🤖 AI Summary
This study investigates how Transformer language models handle syntactic “coordination islands” in English—specifically, the gradient constraints on extraction from coordinated verb phrases. Employing interpretability methods including causal interventions, subspace projection, and large-scale corpus analysis, alongside human acceptability judgments, the work identifies functional subspaces within attention and MLP modules that support filler–gap dependencies. It presents the first application of causal interpretability techniques to the analysis of syntactic island phenomena, demonstrating that models reproduce human-like gradient sensitivity to extraction difficulty in coordination structures. The findings reveal that these dependencies share mechanisms with canonical wh-dependencies but are differentially obstructed. Furthermore, the study proposes a novel linguistic hypothesis: the coordinator “and” is represented distinctly in extractable versus non-extractable configurations.
📝 Abstract
We show how causal interventions in Transformer models provide insights into English syntax by focusing on a long-standing challenge for syntactic theory: syntactic islands. Extraction from coordinated verb phrases is often degraded, yet acceptability varies gradiently with lexical content (e.g., "I know what he hates art and loves" vs. "I know what he looked down and saw").
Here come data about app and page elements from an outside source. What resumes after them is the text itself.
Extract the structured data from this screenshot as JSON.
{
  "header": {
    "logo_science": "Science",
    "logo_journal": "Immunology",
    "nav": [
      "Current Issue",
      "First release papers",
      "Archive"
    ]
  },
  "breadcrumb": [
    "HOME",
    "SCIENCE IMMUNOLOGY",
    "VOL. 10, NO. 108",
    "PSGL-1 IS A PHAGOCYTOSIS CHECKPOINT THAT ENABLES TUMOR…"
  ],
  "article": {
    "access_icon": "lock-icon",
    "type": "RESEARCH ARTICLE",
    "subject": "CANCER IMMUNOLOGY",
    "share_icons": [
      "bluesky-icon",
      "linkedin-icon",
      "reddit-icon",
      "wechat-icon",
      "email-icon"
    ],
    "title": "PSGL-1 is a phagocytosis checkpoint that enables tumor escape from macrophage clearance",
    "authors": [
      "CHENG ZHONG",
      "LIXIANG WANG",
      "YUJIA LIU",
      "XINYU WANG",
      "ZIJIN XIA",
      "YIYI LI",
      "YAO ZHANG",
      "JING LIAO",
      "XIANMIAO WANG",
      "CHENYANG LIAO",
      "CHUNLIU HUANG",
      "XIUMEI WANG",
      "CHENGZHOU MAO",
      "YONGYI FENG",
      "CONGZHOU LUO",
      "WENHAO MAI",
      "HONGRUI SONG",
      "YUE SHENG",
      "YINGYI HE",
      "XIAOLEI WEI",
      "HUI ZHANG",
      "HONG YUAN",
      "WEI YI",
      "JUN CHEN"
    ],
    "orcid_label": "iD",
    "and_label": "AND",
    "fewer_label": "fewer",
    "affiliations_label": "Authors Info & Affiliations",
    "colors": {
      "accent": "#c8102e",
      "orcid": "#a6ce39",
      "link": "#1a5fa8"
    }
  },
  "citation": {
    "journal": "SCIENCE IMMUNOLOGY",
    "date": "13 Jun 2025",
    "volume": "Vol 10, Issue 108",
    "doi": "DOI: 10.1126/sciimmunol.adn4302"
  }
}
We show that modern Transformer language models replicate human judgments across this gradient. Using causal interventions that isolate functionally relevant subspaces in Transformer blocks, attention modules, and MLPs, we demonstrate that extraction from coordination islands engages the same filler-gap mechanisms as canonical wh-dependencies, but that these mechanisms are selectively blocked to varying degrees. By projecting a large corpus of unrelated text onto these causally identified subspaces, we derive a novel linguistic hypothesis: the conjunction "and" is represented differently in extractable versus non-extractable constructions, corresponding to expressions encoding relational dependencies versus purely conjunctive uses. These results illustrate how mechanistic interpretability can inform syntax, generating new hypotheses about linguistic representation and processing.